Create interactive charts using Altair and view them in your browser.
>>> chart = df.plot(reference_source=df.lineage.sources[0], show_accuracy=True)
>>> chart.serve()
This will create an interactive Vega-Lite chart (Satyanarayan et al., 2016) like the one in the screenshot at the top of our main Readme. At this time, we chose to show the (possibly more intuitive) forecast horizon for visualisation, rather than our more precise definition of belief horizon.
To enable visualization support, use pip install timely-beliefs[viz]
to install the required dependencies.
Click and drag in Select time window
to zoom in on a subset of your data.
You can then drag your selected time window to move through time.
Reset with a double click.
Travel through time as you select a belief time by clicking in Model results
.
Reset with a double click.
Look only at what was believed some duration before each event by clicking in Select forecasting horizon
.
Double click to select all horizons.
The chart allows you to switch between a fixed and rolling viewpoint as follows:
- Fixed viewpoint: first select all horizons by double-clicking in
Select forecasting horizon
, then click anywhere inModel results
to travel through time. - Rolling viewpoint: first click somewhere on the far right in
Model results
to look back at the full range of your data, then select a specific horizon by clicking inSelect forecasting horizon
.
Create ridgeline plots showing how the confidence of beliefs improves as we approach an event (by plotting a belief history), or deteriorates as we look further into the future (by taking a fixed viewpoint).

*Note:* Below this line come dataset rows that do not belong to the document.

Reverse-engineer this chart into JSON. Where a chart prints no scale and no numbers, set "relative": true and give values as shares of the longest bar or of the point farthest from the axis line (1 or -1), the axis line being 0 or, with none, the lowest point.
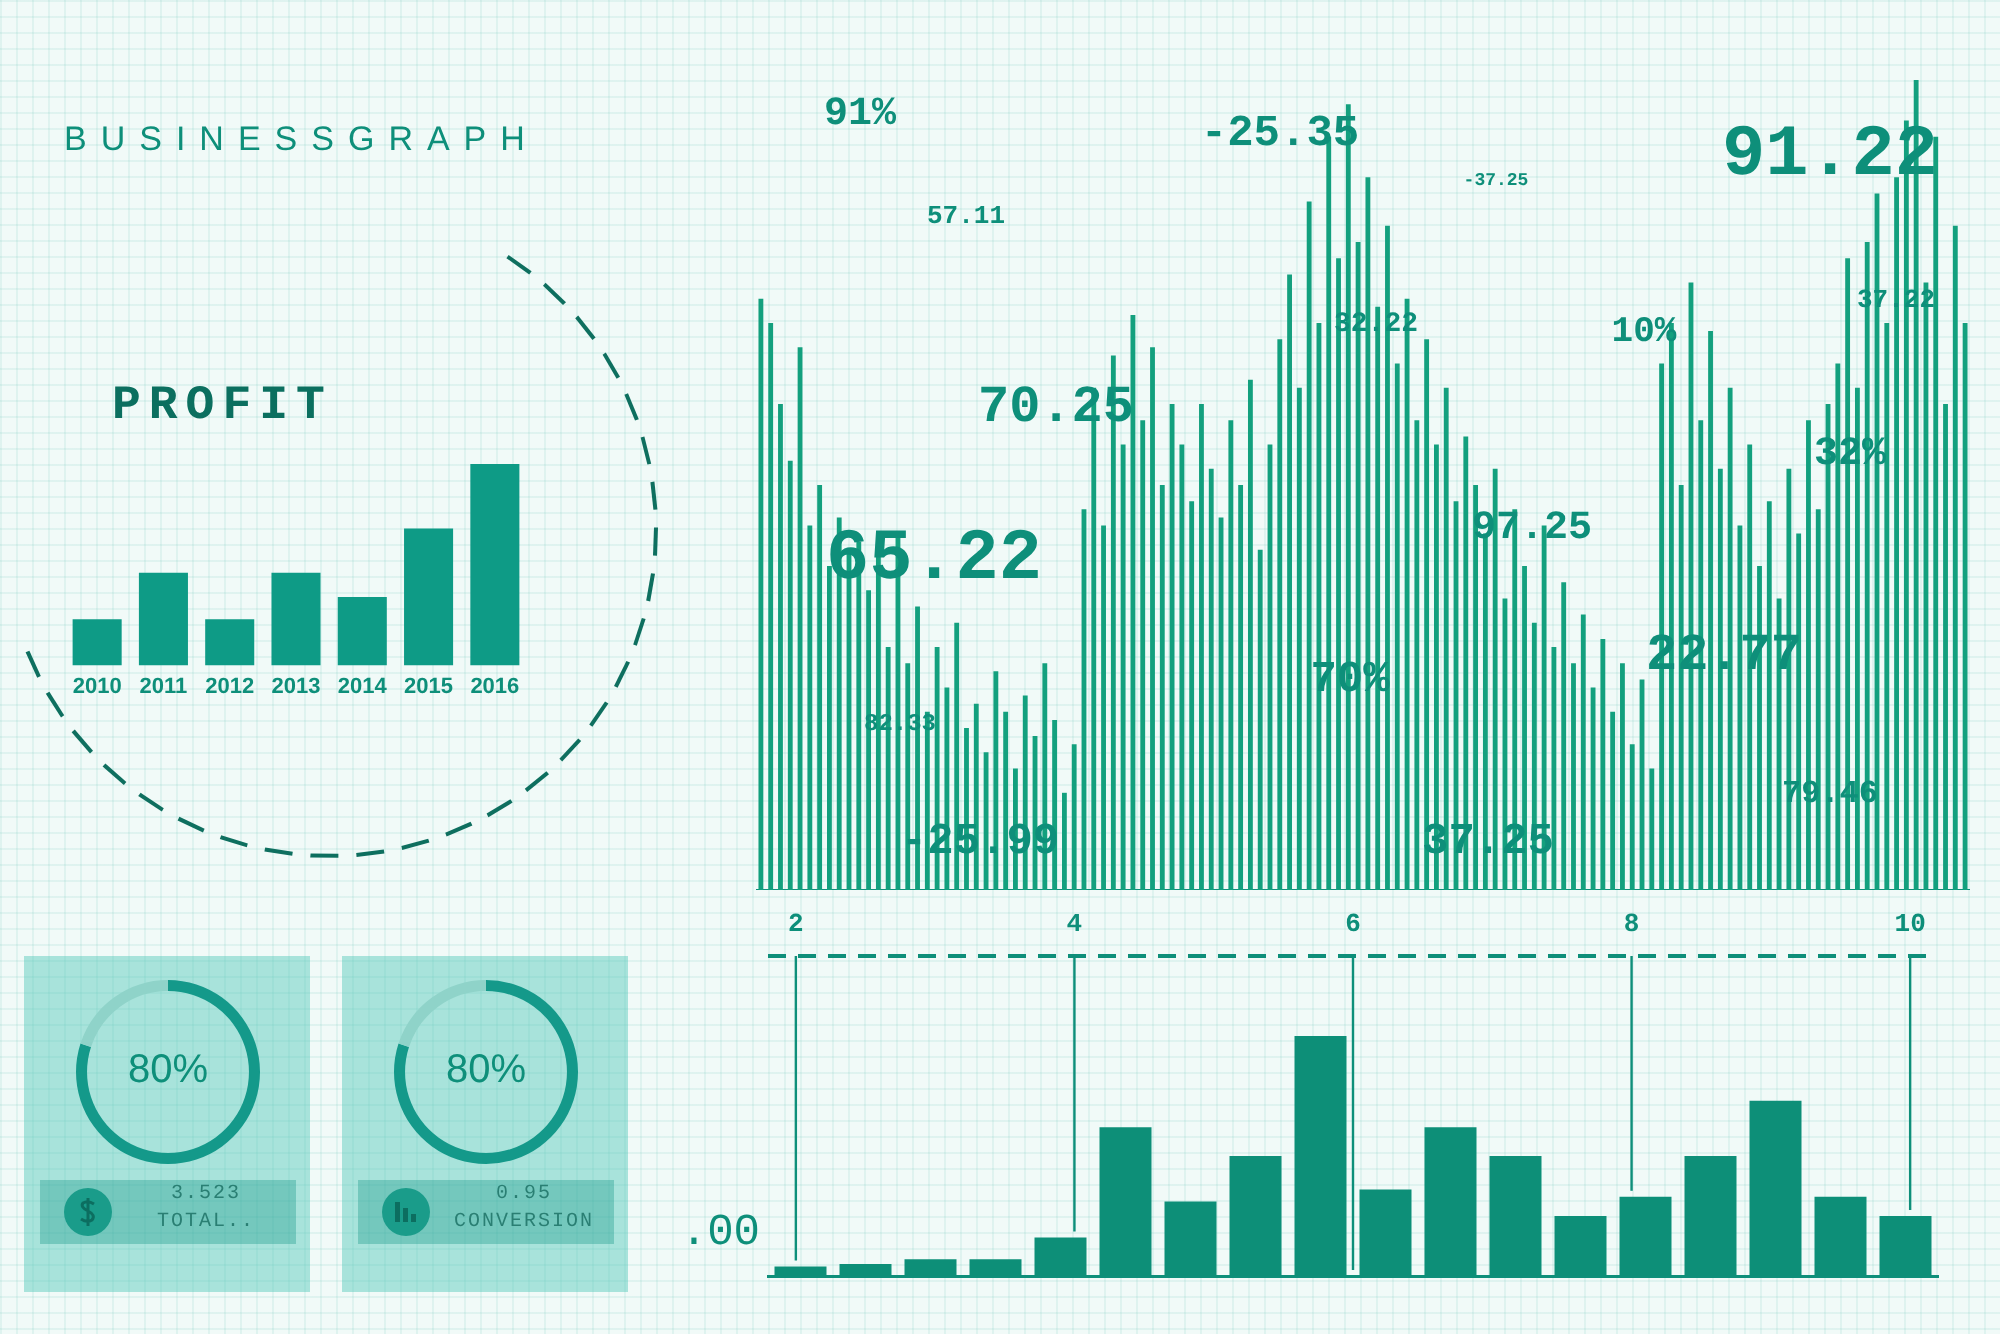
{
  "chart_data": [
    {
      "type": "bar",
      "title": "BUSINESSGRAPH",
      "subtitle": "PROFIT",
      "categories": [
        "2010",
        "2011",
        "2012",
        "2013",
        "2014",
        "2015",
        "2016"
      ],
      "values": [
        0.23,
        0.46,
        0.23,
        0.46,
        0.34,
        0.68,
        1
      ],
      "color": "#0e9b86",
      "relative": true,
      "tick_labels": "x"
    },
    {
      "type": "bar",
      "categories": [
        null,
        null,
        null,
        null,
        null,
        null,
        null,
        null,
        null,
        null,
        null,
        null,
        null,
        null,
        null,
        null,
        null,
        null,
        null,
        null,
        null,
        null,
        null,
        null,
        null,
        null,
        null,
        null,
        null,
        null,
        null,
        null,
        null,
        null,
        null,
        null,
        null,
        null,
        null,
        null,
        null,
        null,
        null,
        null,
        null,
        null,
        null,
        null,
        null,
        null,
        null,
        null,
        null,
        null,
        null,
        null,
        null,
        null,
        null,
        null,
        null,
        null,
        null,
        null,
        null,
        null,
        null,
        null,
        null,
        null,
        null,
        null,
        null,
        null,
        null,
        null,
        null,
        null,
        null,
        null,
        null,
        null,
        null,
        null,
        null,
        null,
        null,
        null,
        null,
        null,
        null,
        null,
        null,
        null,
        null,
        null,
        null,
        null,
        null,
        null,
        null,
        null,
        null,
        null,
        null,
        null,
        null,
        null,
        null,
        null,
        null,
        null,
        null,
        null,
        null,
        null,
        null,
        null,
        null,
        null,
        null,
        null,
        null,
        null
      ],
      "values": [
        0.73,
        0.7,
        0.6,
        0.53,
        0.67,
        0.45,
        0.5,
        0.4,
        0.46,
        0.42,
        0.43,
        0.37,
        0.42,
        0.3,
        0.44,
        0.28,
        0.35,
        0.22,
        0.3,
        0.25,
        0.33,
        0.2,
        0.23,
        0.17,
        0.27,
        0.22,
        0.15,
        0.24,
        0.19,
        0.28,
        0.21,
        0.12,
        0.18,
        0.47,
        0.62,
        0.45,
        0.66,
        0.55,
        0.71,
        0.58,
        0.67,
        0.5,
        0.6,
        0.55,
        0.48,
        0.6,
        0.52,
        0.46,
        0.58,
        0.5,
        0.63,
        0.42,
        0.55,
        0.68,
        0.76,
        0.62,
        0.85,
        0.7,
        0.93,
        0.78,
        0.97,
        0.8,
        0.88,
        0.72,
        0.82,
        0.65,
        0.73,
        0.58,
        0.68,
        0.55,
        0.62,
        0.48,
        0.56,
        0.5,
        0.44,
        0.52,
        0.36,
        0.47,
        0.4,
        0.33,
        0.45,
        0.3,
        0.38,
        0.28,
        0.34,
        0.25,
        0.31,
        0.22,
        0.28,
        0.18,
        0.26,
        0.15,
        0.65,
        0.7,
        0.5,
        0.75,
        0.58,
        0.69,
        0.52,
        0.62,
        0.45,
        0.55,
        0.4,
        0.48,
        0.36,
        0.52,
        0.44,
        0.58,
        0.47,
        0.6,
        0.65,
        0.78,
        0.62,
        0.8,
        0.86,
        0.7,
        0.88,
        0.95,
        1.0,
        0.75,
        0.93,
        0.6,
        0.82,
        0.7
      ],
      "color": "#13a07e",
      "relative": true,
      "tick_labels": false,
      "annotations": [
        "91%",
        "57.11",
        "-25.35",
        "-37.25",
        "91.22",
        "32.22",
        "37.22",
        "10%",
        "70.25",
        "65.22",
        "97.25",
        "32%",
        "70%",
        "22.77",
        "82.33",
        "79.46",
        "-25.99",
        "37.25"
      ]
    },
    {
      "type": "bar",
      "categories": [
        null,
        null,
        null,
        null,
        null,
        null,
        null,
        null,
        null,
        null,
        null,
        null,
        null,
        null,
        null,
        null,
        null,
        null
      ],
      "values": [
        0.04,
        0.05,
        0.07,
        0.07,
        0.16,
        0.62,
        0.31,
        0.5,
        1,
        0.36,
        0.62,
        0.5,
        0.25,
        0.33,
        0.5,
        0.73,
        0.33,
        0.25
      ],
      "color": "#0d8f78",
      "relative": true,
      "x2lim": [
        1.8,
        10.2
      ],
      "x2ticks": [
        2,
        4,
        6,
        8,
        10
      ],
      "grid": "x",
      "tick_labels": "x",
      "annotations": [
        ".00"
      ]
    },
    {
      "type": "donut",
      "categories": [
        null,
        null
      ],
      "values": [
        80,
        20
      ],
      "colors": [
        "#14998a",
        "#8fd3c9"
      ],
      "annotations": [
        "80%",
        "3.523",
        "TOTAL.."
      ]
    },
    {
      "type": "donut",
      "categories": [
        null,
        null
      ],
      "values": [
        80,
        20
      ],
      "colors": [
        "#14998a",
        "#8fd3c9"
      ],
      "annotations": [
        "80%",
        "0.95",
        "CONVERSION"
      ]
    }
  ]
}
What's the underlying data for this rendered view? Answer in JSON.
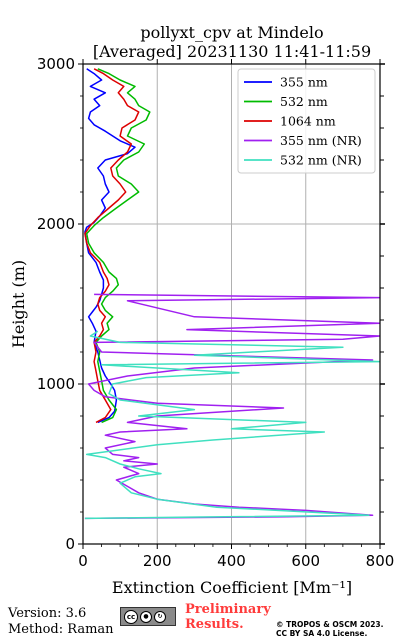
{
  "chart_data": {
    "type": "line",
    "title": [
      "pollyxt_cpv at Mindelo",
      "[Averaged] 20231130 11:41-11:59"
    ],
    "xlabel": "Extinction Coefficient [Mm⁻¹]",
    "ylabel": "Height (m)",
    "xlim": [
      0,
      800
    ],
    "ylim": [
      0,
      3000
    ],
    "xticks": [
      "0",
      "200",
      "400",
      "600",
      "800"
    ],
    "yticks": [
      "0",
      "1000",
      "2000",
      "3000"
    ],
    "grid": true,
    "legend_position": "top-right",
    "series": [
      {
        "name": "355 nm",
        "color": "#0000ff",
        "points": [
          [
            40,
            760
          ],
          [
            70,
            790
          ],
          [
            85,
            830
          ],
          [
            90,
            900
          ],
          [
            85,
            960
          ],
          [
            75,
            1000
          ],
          [
            60,
            1050
          ],
          [
            50,
            1100
          ],
          [
            45,
            1150
          ],
          [
            40,
            1200
          ],
          [
            30,
            1260
          ],
          [
            35,
            1330
          ],
          [
            25,
            1380
          ],
          [
            15,
            1420
          ],
          [
            25,
            1450
          ],
          [
            35,
            1480
          ],
          [
            45,
            1520
          ],
          [
            50,
            1560
          ],
          [
            55,
            1600
          ],
          [
            55,
            1650
          ],
          [
            45,
            1700
          ],
          [
            35,
            1760
          ],
          [
            15,
            1820
          ],
          [
            10,
            1880
          ],
          [
            5,
            1950
          ],
          [
            10,
            1980
          ],
          [
            30,
            2010
          ],
          [
            45,
            2050
          ],
          [
            60,
            2100
          ],
          [
            50,
            2150
          ],
          [
            70,
            2200
          ],
          [
            60,
            2250
          ],
          [
            55,
            2300
          ],
          [
            40,
            2350
          ],
          [
            60,
            2400
          ],
          [
            120,
            2440
          ],
          [
            140,
            2480
          ],
          [
            100,
            2520
          ],
          [
            60,
            2580
          ],
          [
            30,
            2620
          ],
          [
            15,
            2660
          ],
          [
            20,
            2700
          ],
          [
            45,
            2740
          ],
          [
            30,
            2780
          ],
          [
            60,
            2820
          ],
          [
            20,
            2860
          ],
          [
            50,
            2900
          ],
          [
            30,
            2940
          ],
          [
            10,
            2970
          ]
        ]
      },
      {
        "name": "532 nm",
        "color": "#00bb00",
        "points": [
          [
            50,
            760
          ],
          [
            80,
            790
          ],
          [
            90,
            840
          ],
          [
            70,
            900
          ],
          [
            55,
            960
          ],
          [
            50,
            1020
          ],
          [
            45,
            1080
          ],
          [
            40,
            1140
          ],
          [
            45,
            1200
          ],
          [
            35,
            1260
          ],
          [
            50,
            1300
          ],
          [
            70,
            1340
          ],
          [
            65,
            1380
          ],
          [
            80,
            1420
          ],
          [
            60,
            1460
          ],
          [
            50,
            1500
          ],
          [
            60,
            1540
          ],
          [
            80,
            1580
          ],
          [
            95,
            1620
          ],
          [
            90,
            1660
          ],
          [
            70,
            1700
          ],
          [
            55,
            1760
          ],
          [
            30,
            1820
          ],
          [
            15,
            1880
          ],
          [
            10,
            1940
          ],
          [
            30,
            1990
          ],
          [
            55,
            2040
          ],
          [
            90,
            2100
          ],
          [
            120,
            2150
          ],
          [
            150,
            2200
          ],
          [
            130,
            2250
          ],
          [
            95,
            2300
          ],
          [
            90,
            2350
          ],
          [
            110,
            2400
          ],
          [
            150,
            2450
          ],
          [
            165,
            2500
          ],
          [
            120,
            2550
          ],
          [
            130,
            2600
          ],
          [
            170,
            2650
          ],
          [
            180,
            2700
          ],
          [
            150,
            2740
          ],
          [
            140,
            2780
          ],
          [
            120,
            2820
          ],
          [
            140,
            2860
          ],
          [
            100,
            2900
          ],
          [
            70,
            2940
          ],
          [
            40,
            2970
          ]
        ]
      },
      {
        "name": "1064 nm",
        "color": "#dd0000",
        "points": [
          [
            35,
            760
          ],
          [
            60,
            790
          ],
          [
            75,
            840
          ],
          [
            60,
            900
          ],
          [
            45,
            960
          ],
          [
            40,
            1020
          ],
          [
            35,
            1080
          ],
          [
            30,
            1140
          ],
          [
            35,
            1200
          ],
          [
            30,
            1260
          ],
          [
            45,
            1300
          ],
          [
            55,
            1340
          ],
          [
            50,
            1380
          ],
          [
            60,
            1420
          ],
          [
            45,
            1460
          ],
          [
            40,
            1500
          ],
          [
            45,
            1540
          ],
          [
            60,
            1580
          ],
          [
            70,
            1620
          ],
          [
            65,
            1660
          ],
          [
            55,
            1700
          ],
          [
            45,
            1760
          ],
          [
            20,
            1820
          ],
          [
            10,
            1880
          ],
          [
            5,
            1940
          ],
          [
            20,
            1990
          ],
          [
            40,
            2040
          ],
          [
            70,
            2100
          ],
          [
            95,
            2150
          ],
          [
            115,
            2200
          ],
          [
            100,
            2250
          ],
          [
            80,
            2300
          ],
          [
            75,
            2350
          ],
          [
            95,
            2400
          ],
          [
            120,
            2450
          ],
          [
            130,
            2500
          ],
          [
            100,
            2550
          ],
          [
            105,
            2600
          ],
          [
            140,
            2650
          ],
          [
            150,
            2700
          ],
          [
            120,
            2740
          ],
          [
            110,
            2780
          ],
          [
            95,
            2820
          ],
          [
            110,
            2860
          ],
          [
            80,
            2900
          ],
          [
            55,
            2940
          ],
          [
            30,
            2970
          ]
        ]
      },
      {
        "name": "355 nm (NR)",
        "color": "#a020f0",
        "points": [
          [
            5,
            160
          ],
          [
            550,
            170
          ],
          [
            780,
            180
          ],
          [
            600,
            210
          ],
          [
            420,
            230
          ],
          [
            300,
            250
          ],
          [
            200,
            280
          ],
          [
            150,
            320
          ],
          [
            120,
            360
          ],
          [
            90,
            400
          ],
          [
            150,
            440
          ],
          [
            110,
            480
          ],
          [
            200,
            500
          ],
          [
            110,
            520
          ],
          [
            150,
            540
          ],
          [
            80,
            560
          ],
          [
            60,
            600
          ],
          [
            140,
            640
          ],
          [
            60,
            680
          ],
          [
            100,
            700
          ],
          [
            280,
            720
          ],
          [
            120,
            760
          ],
          [
            200,
            800
          ],
          [
            540,
            850
          ],
          [
            200,
            880
          ],
          [
            60,
            920
          ],
          [
            30,
            960
          ],
          [
            15,
            1000
          ],
          [
            120,
            1050
          ],
          [
            300,
            1100
          ],
          [
            780,
            1150
          ],
          [
            50,
            1200
          ],
          [
            30,
            1260
          ],
          [
            700,
            1280
          ],
          [
            800,
            1300
          ],
          [
            280,
            1340
          ],
          [
            800,
            1380
          ],
          [
            300,
            1420
          ],
          [
            120,
            1520
          ],
          [
            800,
            1540
          ],
          [
            30,
            1560
          ]
        ]
      },
      {
        "name": "532 nm (NR)",
        "color": "#40e0c0",
        "points": [
          [
            5,
            160
          ],
          [
            380,
            170
          ],
          [
            770,
            180
          ],
          [
            360,
            230
          ],
          [
            200,
            280
          ],
          [
            130,
            320
          ],
          [
            100,
            380
          ],
          [
            140,
            420
          ],
          [
            210,
            440
          ],
          [
            150,
            470
          ],
          [
            100,
            500
          ],
          [
            60,
            540
          ],
          [
            10,
            560
          ],
          [
            200,
            620
          ],
          [
            350,
            650
          ],
          [
            650,
            700
          ],
          [
            400,
            720
          ],
          [
            600,
            760
          ],
          [
            150,
            800
          ],
          [
            300,
            840
          ],
          [
            100,
            900
          ],
          [
            70,
            940
          ],
          [
            80,
            1000
          ],
          [
            170,
            1040
          ],
          [
            420,
            1070
          ],
          [
            50,
            1120
          ],
          [
            800,
            1140
          ],
          [
            300,
            1180
          ],
          [
            700,
            1230
          ],
          [
            100,
            1260
          ],
          [
            20,
            1300
          ],
          [
            40,
            1330
          ]
        ]
      }
    ]
  },
  "footer": {
    "version": "Version: 3.6",
    "method": "Method: Raman",
    "prelim_line1": "Preliminary",
    "prelim_line2": "Results.",
    "copyright_line1": "© TROPOS & OSCM 2023.",
    "copyright_line2": "CC BY SA 4.0 License.",
    "license_badge_label": "cc",
    "license_badge_icons": [
      "cc-icon",
      "by-icon",
      "sa-icon"
    ]
  }
}
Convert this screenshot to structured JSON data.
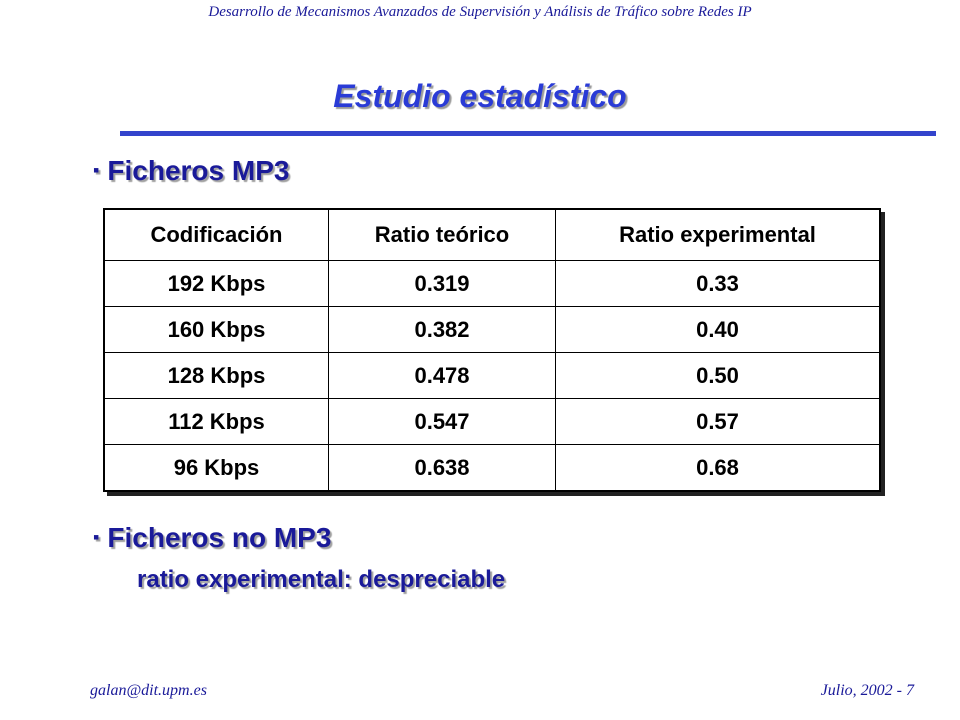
{
  "header": {
    "course_title": "Desarrollo de Mecanismos Avanzados de Supervisión y Análisis de Tráfico sobre Redes IP"
  },
  "slide": {
    "title": "Estudio estadístico",
    "bullet_mark": "▪",
    "bullet_1": "Ficheros MP3",
    "bullet_2": "Ficheros no MP3",
    "bullet_2_detail": "ratio experimental: despreciable"
  },
  "table": {
    "headers": [
      "Codificación",
      "Ratio teórico",
      "Ratio experimental"
    ],
    "rows": [
      [
        "192 Kbps",
        "0.319",
        "0.33"
      ],
      [
        "160 Kbps",
        "0.382",
        "0.40"
      ],
      [
        "128 Kbps",
        "0.478",
        "0.50"
      ],
      [
        "112 Kbps",
        "0.547",
        "0.57"
      ],
      [
        "96 Kbps",
        "0.638",
        "0.68"
      ]
    ]
  },
  "footer": {
    "email": "galan@dit.upm.es",
    "date_page": "Julio, 2002 - 7"
  },
  "colors": {
    "text_blue": "#1a1a99",
    "title_blue": "#2a3bd6",
    "rule_blue": "#3344cc"
  }
}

A ridgeline plot of a belief history (e.g. of temperature forecasts) can be created as follows:
>>> df = timely_beliefs.examples.get_temperature_df()
>>> chart = df.plot_ridgeline_belief_history(
datetime(2015, 3, 1, 13, 0, tzinfo=pytz.utc),
df,
past_only=True,
distribution="normal",
event_value_window=(0, 22),
)
>>> chart.serve()
A ridgeline plot of beliefs (e.g. temperature forecasts) with a fixed viewpoint can be created as follows:
>>> df = timely_beliefs.examples.get_temperature_df()
>>> chart = df.plot_ridgeline_fixed_viewpoint(
datetime(2015, 3, 1, 13, 0, tzinfo=pytz.utc),
df,
future_only=True,
distribution="normal",
event_value_window=(-1, 16),
)
>>> chart.serve()
- Arvind Satyanarayan, Dominik Moritz, Kanit Wongsuphasawat, and Jeffrey Heer. Vega-Lite: A Grammar of Interactive Graphics in IEEE transactions on visualization and computer graphics, Volume 23, No. 1, pages 341-350, 2016.